Au-delà des questions techniques, les discussions pour aboutir à des engagements devraient être compliquées. Les États-Unis, pourtant présents dans l’IPBES, ne prendront même pas part aux négociations, le pays ne faisant pas partie de la convention pour la diversité biologique, l’organe qui organise le prochain sommet en Chine. D’autres Etats, comme le Brésil, ne seront pas faciles à convaincre, au vu du poids du secteur agroalimentaire dans leur économie.

« La signature du rapport par l’ensemble des pays a fonctionné, d’une part parce que ce n’est pas un document prescriptif, et d’autre part car les négociateurs sont tous des gens sensibilisés, qui avaient besoin d’un tel document pour convaincre leurs collègues de l’industrie ou de l’agriculture », confirme ainsi Hélène Soubelet, présidente de la Fondation pour la recherche et la biodiversité et membre de la délégation française qui a négocié le vote du rapport à Paris.
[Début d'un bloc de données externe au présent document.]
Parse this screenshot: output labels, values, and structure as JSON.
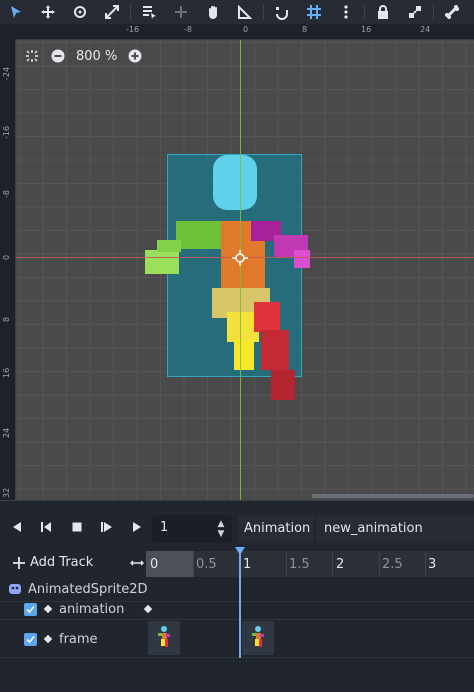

Le rapport préconise notamment des engagements liés aux systèmes de subventions, pour éviter les aides dans les modèles néfastes pour la biodiversité. En France, et en Europe, c’est sur cette question que la publication du rapport de l’IPBES pourrait avoir les conséquences les plus rapides. Après avoir reçu les principaux auteurs scientifiques de ce document, Emmanuel Macron a en effet annoncé vouloir « intégrer la biodiversité dans les critères de négociations de la Pac ».

Un million d’espèces menacées de disparition dans les prochaines décennies.

Biodiversité : la FNSEA demande d’éviter les « amalgames »

Dans un communiqué du 7 mai, la FNSEA appelle à éviter les « amalgames » avec l’agriculture française, après la publication du rapport de l’IPBES mettant en cause l’agriculture dans la chute de la biodiversité. Le syndicat majoritaire pointe du doigt le caractère « mondial » du rapport, qui est « loin de refléter la réalité et la diversité de l’agriculture française, majoritairement familiale et de taille très modeste ». Le syndicat met par ailleurs en avant la première place de la France au classement mondial du système agroalimentaire le plus « durable », réalisé par le réseau scientifique InterAcademy Partnership, et publié par le magazine The Economist.

L’IPBES, « Giec de la biodiversité »

Né en 2012 sous l’impulsion de la France, l’IPBES est une plateforme scientifique intergouvernementale consacrée à la biodiversité, placée sous l’égide de l’ONU. Elle a un double rôle : scientifique (« mener des évaluations des services écosystémiques et leurs interactions aux échelles internationales ») et politique (« appuyer l’élaboration et l’exécution des politiques »). Du 29 avril au 4 mai, la France accueillait la septième session plénière de l'organe depuis sa création. Les travaux de l’IPBES serviront de base de travail pour le sommet de Kunming, en Chine, organisé par la Convention pour la diversité biologique en décembre 2020. L’objectif sera de renouveler les engagements du précédent sommet, celui d’Aichi (Japon) en 2010, qui a mis en place un « plan stratégique pour la diversité biologique 2011-2020 ».